Für den zweiten Durchgang nahm sie dementsprechend viel vor. Man wollte auf Unachtsamkeiten Oppenweilers warten, um dann mit schnellen Angriffskonzeptionen die Wende herbeizuführen. Anfangs klappte dies auch sehr gut, die Hbi kam auf zwei Tore heran, doch die erhoffte Wende blieb leider aus. Zwar überzeugte die gute Offensive mit Sören Naujoks, Per Laukemann und Max Wildenmann, doch die Defensive offenbarte Defizite. Viel zu einfach gelang es den Hausherren zum Abschluss und meist auch zum Torerfolg zu kommen. So gelang es Oppenweiler den Vorsprung erneut zu vergrößern. Der erhoffte Einbruch blieb aus Sicht der Hbi aus, somit gelang es den Stuttgartern nicht, das Spiel an sich zu reißen. Auch der Neuzugang Sören Wolf, der auch im zweiten Spiel für die Hbi eine sehr ansprechende Leistung zeigte, konnte nicht verhindern, dass Oppenweiler zwischenzeitlich mit 34 zu 25 führte. Gegen Ende dieser Partie, versuchte man die Niederlage im vernünftigen Rahmen zu halten, denn abzuwenden war sie gegen enorm kampfstarke Oppenweiler nicht mehr. Der Endstand von 38 zu 30 spiegelt den Verlauf der Partie nur bedingt wider, denn wäre die Hbi konsequenter gewesen, wäre hier zumindest ein Punkt möglich gewesen, doch auf Grund der katastrophalen Anfangsphase, geht das Ergebnis in Ordnung.

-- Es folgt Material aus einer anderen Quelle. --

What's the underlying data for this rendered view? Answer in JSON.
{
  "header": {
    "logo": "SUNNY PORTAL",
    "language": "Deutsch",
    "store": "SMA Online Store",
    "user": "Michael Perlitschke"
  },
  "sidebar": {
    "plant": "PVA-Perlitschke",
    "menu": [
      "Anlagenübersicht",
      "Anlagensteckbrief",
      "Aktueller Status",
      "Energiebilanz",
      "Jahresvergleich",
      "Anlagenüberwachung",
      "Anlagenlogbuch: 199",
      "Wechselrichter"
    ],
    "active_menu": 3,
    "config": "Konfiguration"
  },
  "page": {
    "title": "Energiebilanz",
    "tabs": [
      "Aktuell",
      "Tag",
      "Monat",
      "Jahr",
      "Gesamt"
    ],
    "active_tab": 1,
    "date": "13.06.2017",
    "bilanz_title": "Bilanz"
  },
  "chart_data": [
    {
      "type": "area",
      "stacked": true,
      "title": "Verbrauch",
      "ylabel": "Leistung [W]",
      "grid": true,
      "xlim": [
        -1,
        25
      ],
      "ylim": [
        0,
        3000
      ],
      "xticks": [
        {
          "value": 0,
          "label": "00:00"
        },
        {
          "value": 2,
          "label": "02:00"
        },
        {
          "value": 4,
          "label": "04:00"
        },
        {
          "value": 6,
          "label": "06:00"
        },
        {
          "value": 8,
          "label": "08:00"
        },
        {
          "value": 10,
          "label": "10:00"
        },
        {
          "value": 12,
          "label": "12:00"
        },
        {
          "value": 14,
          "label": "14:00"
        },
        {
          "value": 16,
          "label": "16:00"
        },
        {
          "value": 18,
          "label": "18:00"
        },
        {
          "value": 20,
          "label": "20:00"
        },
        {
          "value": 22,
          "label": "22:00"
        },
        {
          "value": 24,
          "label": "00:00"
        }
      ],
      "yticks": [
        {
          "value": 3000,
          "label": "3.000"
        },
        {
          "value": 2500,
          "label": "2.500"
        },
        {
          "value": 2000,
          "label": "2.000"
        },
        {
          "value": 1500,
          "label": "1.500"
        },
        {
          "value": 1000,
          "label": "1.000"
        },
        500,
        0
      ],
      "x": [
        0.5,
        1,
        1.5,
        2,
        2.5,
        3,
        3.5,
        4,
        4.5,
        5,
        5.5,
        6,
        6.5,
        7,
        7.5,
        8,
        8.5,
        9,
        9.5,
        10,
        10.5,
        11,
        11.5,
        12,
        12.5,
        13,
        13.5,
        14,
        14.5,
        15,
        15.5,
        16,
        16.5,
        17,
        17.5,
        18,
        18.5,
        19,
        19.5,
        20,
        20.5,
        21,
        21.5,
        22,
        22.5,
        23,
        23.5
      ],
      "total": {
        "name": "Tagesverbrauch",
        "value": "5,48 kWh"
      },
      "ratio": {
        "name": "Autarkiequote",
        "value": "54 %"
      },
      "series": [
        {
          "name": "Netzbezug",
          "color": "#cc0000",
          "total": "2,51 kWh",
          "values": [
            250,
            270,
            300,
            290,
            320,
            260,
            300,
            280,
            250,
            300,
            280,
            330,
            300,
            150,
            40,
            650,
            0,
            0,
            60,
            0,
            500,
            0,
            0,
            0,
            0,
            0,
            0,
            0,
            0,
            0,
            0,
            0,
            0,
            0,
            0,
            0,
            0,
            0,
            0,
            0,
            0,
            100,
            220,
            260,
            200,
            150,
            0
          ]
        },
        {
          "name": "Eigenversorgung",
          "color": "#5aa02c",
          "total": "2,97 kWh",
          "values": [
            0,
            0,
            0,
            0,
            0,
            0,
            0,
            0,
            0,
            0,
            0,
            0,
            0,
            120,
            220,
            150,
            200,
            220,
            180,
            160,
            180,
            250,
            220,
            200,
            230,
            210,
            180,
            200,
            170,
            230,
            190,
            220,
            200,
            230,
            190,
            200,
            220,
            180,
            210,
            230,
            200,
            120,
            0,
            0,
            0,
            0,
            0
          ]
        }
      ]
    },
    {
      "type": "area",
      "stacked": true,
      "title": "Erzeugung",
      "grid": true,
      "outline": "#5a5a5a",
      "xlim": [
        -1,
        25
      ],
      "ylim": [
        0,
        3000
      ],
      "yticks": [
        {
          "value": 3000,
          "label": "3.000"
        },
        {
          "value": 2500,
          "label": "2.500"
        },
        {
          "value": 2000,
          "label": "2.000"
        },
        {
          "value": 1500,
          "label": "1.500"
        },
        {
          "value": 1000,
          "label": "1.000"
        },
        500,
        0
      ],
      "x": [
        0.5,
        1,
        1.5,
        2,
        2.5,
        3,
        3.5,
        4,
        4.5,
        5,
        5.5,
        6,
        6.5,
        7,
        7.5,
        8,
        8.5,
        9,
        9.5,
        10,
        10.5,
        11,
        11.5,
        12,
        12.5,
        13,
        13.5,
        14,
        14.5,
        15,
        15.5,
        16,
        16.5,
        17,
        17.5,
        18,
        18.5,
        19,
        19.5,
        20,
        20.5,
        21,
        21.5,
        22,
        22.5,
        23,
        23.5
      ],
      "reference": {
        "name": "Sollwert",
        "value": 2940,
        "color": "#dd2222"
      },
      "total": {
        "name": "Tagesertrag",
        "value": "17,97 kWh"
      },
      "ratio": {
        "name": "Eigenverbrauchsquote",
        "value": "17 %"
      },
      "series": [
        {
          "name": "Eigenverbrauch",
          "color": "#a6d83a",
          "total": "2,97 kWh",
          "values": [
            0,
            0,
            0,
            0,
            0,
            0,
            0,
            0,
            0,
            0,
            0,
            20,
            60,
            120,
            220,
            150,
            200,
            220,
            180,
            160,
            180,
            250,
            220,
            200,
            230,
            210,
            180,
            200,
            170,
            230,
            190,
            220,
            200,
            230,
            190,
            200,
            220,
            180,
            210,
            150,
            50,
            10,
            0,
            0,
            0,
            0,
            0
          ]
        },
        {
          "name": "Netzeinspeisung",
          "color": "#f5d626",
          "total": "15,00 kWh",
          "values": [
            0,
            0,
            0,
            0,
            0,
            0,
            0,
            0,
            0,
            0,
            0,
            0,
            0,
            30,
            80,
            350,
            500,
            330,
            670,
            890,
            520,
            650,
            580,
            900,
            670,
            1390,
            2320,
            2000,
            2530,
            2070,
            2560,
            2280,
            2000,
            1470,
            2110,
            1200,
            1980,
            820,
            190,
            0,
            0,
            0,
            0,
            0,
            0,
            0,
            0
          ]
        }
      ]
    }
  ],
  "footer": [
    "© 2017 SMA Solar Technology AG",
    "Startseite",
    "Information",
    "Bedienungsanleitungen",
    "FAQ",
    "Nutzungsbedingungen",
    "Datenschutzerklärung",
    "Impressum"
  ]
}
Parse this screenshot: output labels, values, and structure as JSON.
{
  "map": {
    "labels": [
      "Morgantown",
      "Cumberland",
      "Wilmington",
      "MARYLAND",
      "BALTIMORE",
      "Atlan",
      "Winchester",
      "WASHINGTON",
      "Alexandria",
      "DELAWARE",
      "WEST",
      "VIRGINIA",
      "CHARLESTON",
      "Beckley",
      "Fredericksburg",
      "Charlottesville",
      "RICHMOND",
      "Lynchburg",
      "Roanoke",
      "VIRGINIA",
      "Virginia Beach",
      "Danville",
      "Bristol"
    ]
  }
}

Bereits nächste Woche muss sich die Hbi Weilimdorf/Feuerbach erneut auswärts beweisen. Der Gegner wird dann der TGV 1823 Eintracht Beilstein sein, der im Moment im gesicherten Mittelfeld steht. Die Hbi hingegen befindet sich weiterhin am Tabellenende der Landesliga und hofft auf den ersten Auswärtssieg der Saison. Ist man in der Lage diese „Black-out“ Situationen zu vermeiden, ist es sehr gut möglich, dass die Hbi erneut punkten kann. Hilfreich wären diese Punkte im Abstiegskampf allemal.

Es spielten:

Tor. Peter Rollmann, Florent Stephan, Nicolai Schmitt

Feld: Sören Wolf (4), Sören Naujoks (8/4 Siebebmeter), Gideon Kull (2), Max Wildenmann (5), Marc H’lawatscheck (2), Fabian Brosi, Urs Wetzel (2), Steffen Heise (1), Jannik Weltner und Per Laukemann (6).